Read about Eileen and Rachael’s recap of their presentation that linked renewable energy to math concepts:
Students slowly filed into a large conference room in the student union building of Montana State University. The pencils were sharp, the coffee was hot, and tension was high. Ninety of Montana’s brightest sixth, seventh and eighth grade students convened to test their skills at the Math Counts state competition and battle for a space at nationals. Energy Corps was present to volunteer and as the event’s special presenters. After two grueling hours of tests, Energy Corps was there to link the math concepts they were mastering to renewable energy. Little did we know that during this particular presentation we would have more lessons learned than the students. We thought we would share them with you in case you find yourself in a room with nearly one hundred brainy tweens.

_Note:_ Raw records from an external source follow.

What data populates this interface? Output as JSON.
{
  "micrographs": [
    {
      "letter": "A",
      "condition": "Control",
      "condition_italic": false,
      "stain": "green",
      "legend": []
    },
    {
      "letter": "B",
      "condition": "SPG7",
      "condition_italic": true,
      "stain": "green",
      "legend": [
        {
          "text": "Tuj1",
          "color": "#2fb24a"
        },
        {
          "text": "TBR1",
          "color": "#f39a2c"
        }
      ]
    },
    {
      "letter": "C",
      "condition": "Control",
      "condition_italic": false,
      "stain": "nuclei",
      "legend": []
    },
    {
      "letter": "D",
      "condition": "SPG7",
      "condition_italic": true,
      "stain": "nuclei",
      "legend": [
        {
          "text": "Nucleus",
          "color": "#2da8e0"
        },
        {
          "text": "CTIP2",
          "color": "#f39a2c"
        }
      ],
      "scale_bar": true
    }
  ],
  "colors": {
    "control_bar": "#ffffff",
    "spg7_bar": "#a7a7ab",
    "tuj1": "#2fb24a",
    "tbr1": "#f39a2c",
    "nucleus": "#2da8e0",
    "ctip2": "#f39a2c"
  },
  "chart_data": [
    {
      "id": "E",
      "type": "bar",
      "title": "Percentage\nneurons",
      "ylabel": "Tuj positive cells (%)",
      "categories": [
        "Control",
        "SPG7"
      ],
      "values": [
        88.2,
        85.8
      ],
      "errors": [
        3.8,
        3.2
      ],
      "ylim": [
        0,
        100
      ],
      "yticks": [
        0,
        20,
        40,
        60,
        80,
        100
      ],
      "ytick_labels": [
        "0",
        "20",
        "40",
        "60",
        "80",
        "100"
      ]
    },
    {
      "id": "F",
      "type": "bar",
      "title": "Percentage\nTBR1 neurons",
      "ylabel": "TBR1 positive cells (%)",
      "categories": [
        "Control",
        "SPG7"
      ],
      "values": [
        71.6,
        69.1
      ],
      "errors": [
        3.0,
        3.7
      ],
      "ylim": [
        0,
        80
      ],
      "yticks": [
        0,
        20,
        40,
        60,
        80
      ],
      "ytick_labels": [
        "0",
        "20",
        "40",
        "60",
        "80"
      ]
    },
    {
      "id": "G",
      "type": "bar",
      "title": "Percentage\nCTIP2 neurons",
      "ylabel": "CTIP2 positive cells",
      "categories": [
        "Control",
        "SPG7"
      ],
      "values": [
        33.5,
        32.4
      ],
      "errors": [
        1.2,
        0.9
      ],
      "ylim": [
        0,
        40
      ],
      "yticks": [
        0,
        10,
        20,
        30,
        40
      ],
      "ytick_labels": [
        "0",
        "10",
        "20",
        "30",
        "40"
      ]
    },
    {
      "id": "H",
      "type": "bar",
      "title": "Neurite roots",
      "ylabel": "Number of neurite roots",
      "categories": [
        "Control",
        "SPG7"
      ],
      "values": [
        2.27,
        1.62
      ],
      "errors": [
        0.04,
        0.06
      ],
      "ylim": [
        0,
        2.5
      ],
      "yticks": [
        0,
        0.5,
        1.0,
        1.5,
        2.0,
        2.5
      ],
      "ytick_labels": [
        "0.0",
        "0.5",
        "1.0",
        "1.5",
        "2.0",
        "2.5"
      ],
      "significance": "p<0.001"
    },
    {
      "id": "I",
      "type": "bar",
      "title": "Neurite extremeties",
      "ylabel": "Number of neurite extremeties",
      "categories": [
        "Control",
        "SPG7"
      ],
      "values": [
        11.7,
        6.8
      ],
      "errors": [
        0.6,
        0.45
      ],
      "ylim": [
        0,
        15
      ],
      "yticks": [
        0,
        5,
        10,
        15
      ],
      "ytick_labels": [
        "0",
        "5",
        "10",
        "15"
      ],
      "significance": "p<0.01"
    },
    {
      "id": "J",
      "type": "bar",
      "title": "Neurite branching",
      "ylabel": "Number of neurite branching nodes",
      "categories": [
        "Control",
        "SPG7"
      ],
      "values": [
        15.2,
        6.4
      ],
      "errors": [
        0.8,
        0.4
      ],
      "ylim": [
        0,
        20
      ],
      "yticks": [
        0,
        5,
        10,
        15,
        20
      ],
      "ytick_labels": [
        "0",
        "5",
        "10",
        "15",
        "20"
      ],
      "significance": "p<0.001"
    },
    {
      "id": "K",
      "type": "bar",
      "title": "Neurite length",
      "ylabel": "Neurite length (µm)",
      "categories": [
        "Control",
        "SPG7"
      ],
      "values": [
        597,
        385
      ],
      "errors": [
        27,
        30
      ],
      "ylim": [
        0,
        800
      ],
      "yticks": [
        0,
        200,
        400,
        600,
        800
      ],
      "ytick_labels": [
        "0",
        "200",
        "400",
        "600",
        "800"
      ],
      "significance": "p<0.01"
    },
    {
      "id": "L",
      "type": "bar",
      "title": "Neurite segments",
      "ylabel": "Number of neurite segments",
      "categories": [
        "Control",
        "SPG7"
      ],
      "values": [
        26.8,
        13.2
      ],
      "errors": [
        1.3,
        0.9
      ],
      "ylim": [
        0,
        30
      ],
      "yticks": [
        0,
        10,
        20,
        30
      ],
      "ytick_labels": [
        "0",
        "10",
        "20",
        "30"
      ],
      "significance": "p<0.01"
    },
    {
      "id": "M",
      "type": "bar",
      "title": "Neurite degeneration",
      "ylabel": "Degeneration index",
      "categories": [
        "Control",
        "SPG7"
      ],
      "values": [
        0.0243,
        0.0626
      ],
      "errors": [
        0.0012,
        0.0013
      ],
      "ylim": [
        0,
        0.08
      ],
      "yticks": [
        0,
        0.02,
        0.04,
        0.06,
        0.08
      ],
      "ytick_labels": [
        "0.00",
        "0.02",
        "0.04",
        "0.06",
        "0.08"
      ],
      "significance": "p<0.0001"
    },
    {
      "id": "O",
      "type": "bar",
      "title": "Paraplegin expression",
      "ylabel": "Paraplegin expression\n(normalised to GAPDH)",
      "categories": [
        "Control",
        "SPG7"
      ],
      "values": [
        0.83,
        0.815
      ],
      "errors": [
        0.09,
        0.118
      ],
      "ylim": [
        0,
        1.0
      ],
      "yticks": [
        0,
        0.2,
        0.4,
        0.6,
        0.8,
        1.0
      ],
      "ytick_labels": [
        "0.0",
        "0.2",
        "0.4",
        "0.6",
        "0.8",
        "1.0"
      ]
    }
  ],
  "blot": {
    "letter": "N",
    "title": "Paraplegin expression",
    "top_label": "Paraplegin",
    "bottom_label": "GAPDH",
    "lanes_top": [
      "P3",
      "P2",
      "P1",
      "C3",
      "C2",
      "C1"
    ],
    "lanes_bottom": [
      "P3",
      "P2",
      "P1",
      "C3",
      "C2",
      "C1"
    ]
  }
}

First of all, if you are going to give out candy to the first student to answer a math question correctly, make sure it’s a tough question. Within seconds of reading the question aloud, about twenty five hands shot up. Second of all, ALWAYS have more materials than you need- whether it’s candy or turning point clickers. If you don’t follow number one AND number two, you’re going to be in big trouble. Luckily, we brought a few extra candy bars and had the students battle it out with a few games of ‘rock-paper-scissors’. Third of all, with a group that large, make sure you have extra hands. Our supervisor from NorthWestern Energy and I quite literally ran around the room collecting correct answers, distributing prizes, and later distributing and collecting turning point clickers while Rachael presented the information. After hours of proctoring, the frenzy of presenting to a group that large was a drastic change and left us a little mentally drained. Of course, it was well worth it to be able to show students that the math they excel in is used later in life and to give them a glimpse into the many different possibilities for energy production.
After we finished our presentation, the top ten students competed in a timed countdown round for the chance to go to the national Math Counts competition in Orlando. Leave it to a middle school math competition to make you realize how much your intelligence has regressed. The difficulty level of the questions and the speed at which they processed the answer was truly amazing. We felt honored and humbled to be educating Montana’s wiz-kids and our country’s future leaders.
Rachael Bramblett and Eileen Munsch have focused on providing renewable energy and energy efficiency education through public outreach in the latter half of their service terms. The Math Counts event is one example of several different settings in which Rachael and Eileen have engaged communities in Southwest Montana about energy.